Are there any programs that are available to access the pics or am I out of luck? I did find some in a cloud but it's only a fraction of the pictures. Any help or advice would be appreciated. Thanks
 
I think it is helpful to understand a little about how computers/cameras store things on memory cards. They all use a file system. Those most common ones are FAT32, exFAT, and NTFS. They all have a section that works like a table of contents. It stores the filenames, information about the file, and where the data is. The data for the file is stored separately. So even if the file system is corrupted, it is often possible to recover the data. You'll have a bunch of files without filenames, but you'll have the files themselves.

There are a lot of different ways to try to recover and fix the file system, but I'm nervous about recommending anything because doing the wrong thing for your situation can actually make things worse. If the memory card has one, you might want to switch on the read only mode so that nothing on the card can be written over. For an SD card, that's usually a little slider on the side.

Some things I would try (but which could be risky, particularly if not done well) include:
1) Telling no that you don't want to format it and then seeing if you can see it anyway.

2) Can you make an image of the memory card and apply that image to a new memory card. If you can do that, you'll have something you can try fixing without risking the original card.

3) Look at the card in Windows Disk Manager to see what the partition(s) look like. Can it recognize it? Can I assign it a drive letter and then access it through that drive letter?

4) In a command window and with the drive write protected, run CHKDSK (without the /F option that tries to fix problesm) and see what kind of problems it sees.

5) Look for some memory card recovery software. There are a lot of packages out there, but I don't know enough about any of them to recommend one.

Good luck. Keep in mind the memory cards aren't designed to be used for archival purposes. I don't know how long you can expect them to retain their memory. Something from 2019 should definitely be OK, but some people expect them to be good for a decade or more and that's not what they are designed for.
 
Thank you for the response. I did back up everything to a hard drive unfortunately that crashed. I sent it out to a company that specializes in data recovery and unfortunately the one file they couldn't retrieve was that trip. My husband is going blind so he will probably never travel with me like that again and it meant a lot to me.
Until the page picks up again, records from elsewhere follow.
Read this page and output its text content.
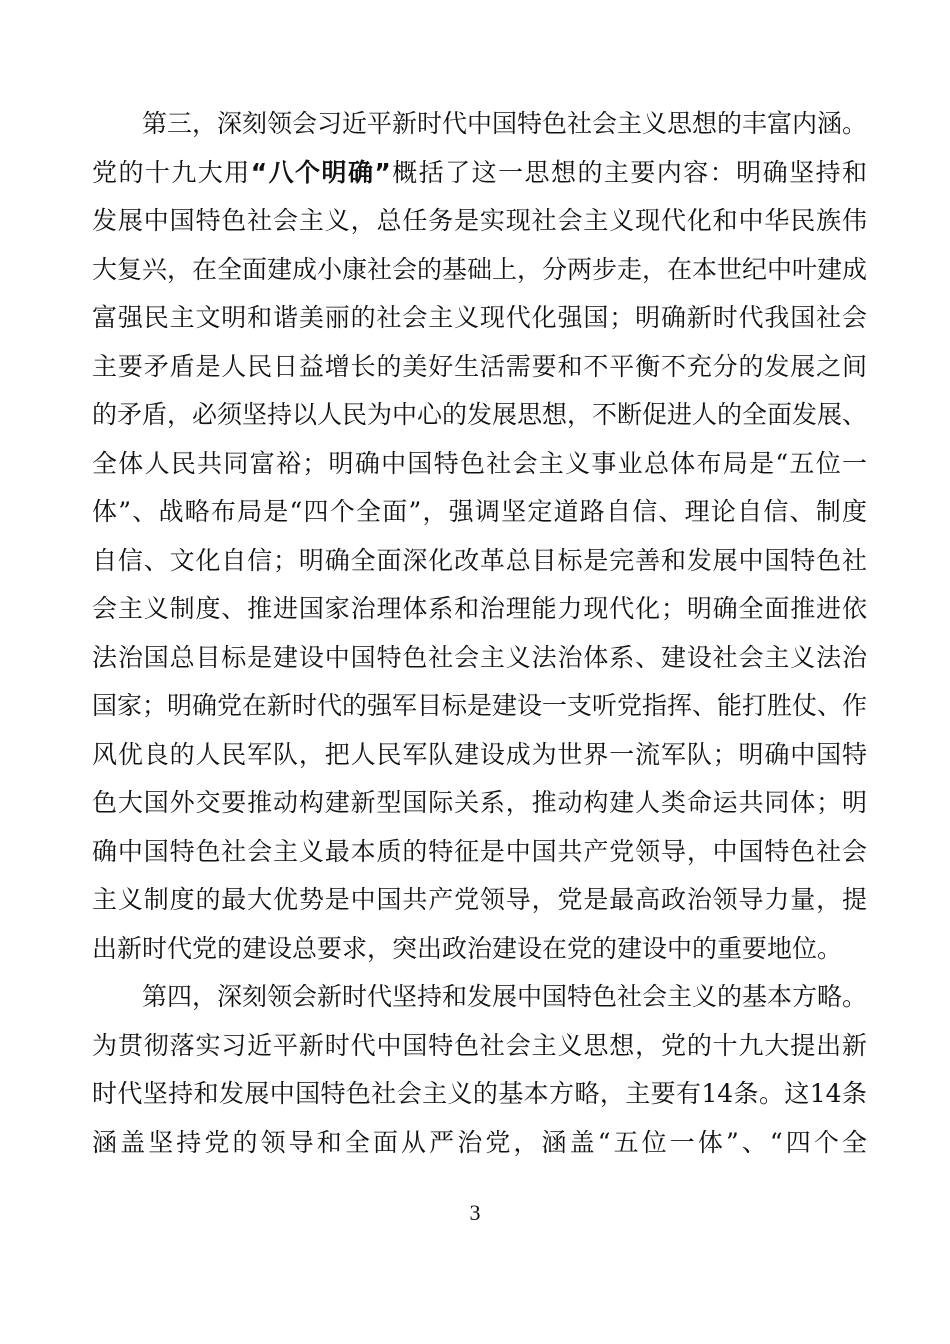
第三，深刻领会习近平新时代中国特色社会主义思想的丰富内涵。
党的十九大用“八个明确”概括了这一思想的主要内容：明确坚持和
发展中国特色社会主义，总任务是实现社会主义现代化和中华民族伟
大复兴，在全面建成小康社会的基础上，分两步走，在本世纪中叶建成
富强民主文明和谐美丽的社会主义现代化强国；明确新时代我国社会
主要矛盾是人民日益增长的美好生活需要和不平衡不充分的发展之间
的矛盾，必须坚持以人民为中心的发展思想，不断促进人的全面发展、
全体人民共同富裕；明确中国特色社会主义事业总体布局是“五位一
体”、战略布局是“四个全面”，强调坚定道路自信、理论自信、制度
自信、文化自信；明确全面深化改革总目标是完善和发展中国特色社
会主义制度、推进国家治理体系和治理能力现代化；明确全面推进依
法治国总目标是建设中国特色社会主义法治体系、建设社会主义法治
国家；明确党在新时代的强军目标是建设一支听党指挥、能打胜仗、作
风优良的人民军队，把人民军队建设成为世界一流军队；明确中国特
色大国外交要推动构建新型国际关系，推动构建人类命运共同体；明
确中国特色社会主义最本质的特征是中国共产党领导，中国特色社会
主义制度的最大优势是中国共产党领导，党是最高政治领导力量，提
出新时代党的建设总要求，突出政治建设在党的建设中的重要地位。
第四，深刻领会新时代坚持和发展中国特色社会主义的基本方略。
为贯彻落实习近平新时代中国特色社会主义思想，党的十九大提出新
时代坚持和发展中国特色社会主义的基本方略，主要有14条。这14条
涵盖坚持党的领导和全面从严治党，涵盖“五位一体”、“四个全
3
I found some pics in a cloud I didn't know I had and some on Facebook that I posted so I didn't lose everything even if I can't get the pics off of the card. I will just back up on multiple external hard drives and find a cloud system that will work for me. As far as cards holding their data I have gotten so many different stories if you will. Some IT people in my family say the cards are the safest way to store pics, other members say hard drives and computer hard drives. It is confusing.

I do appreciate the input and who knows maybe I'll get lucky.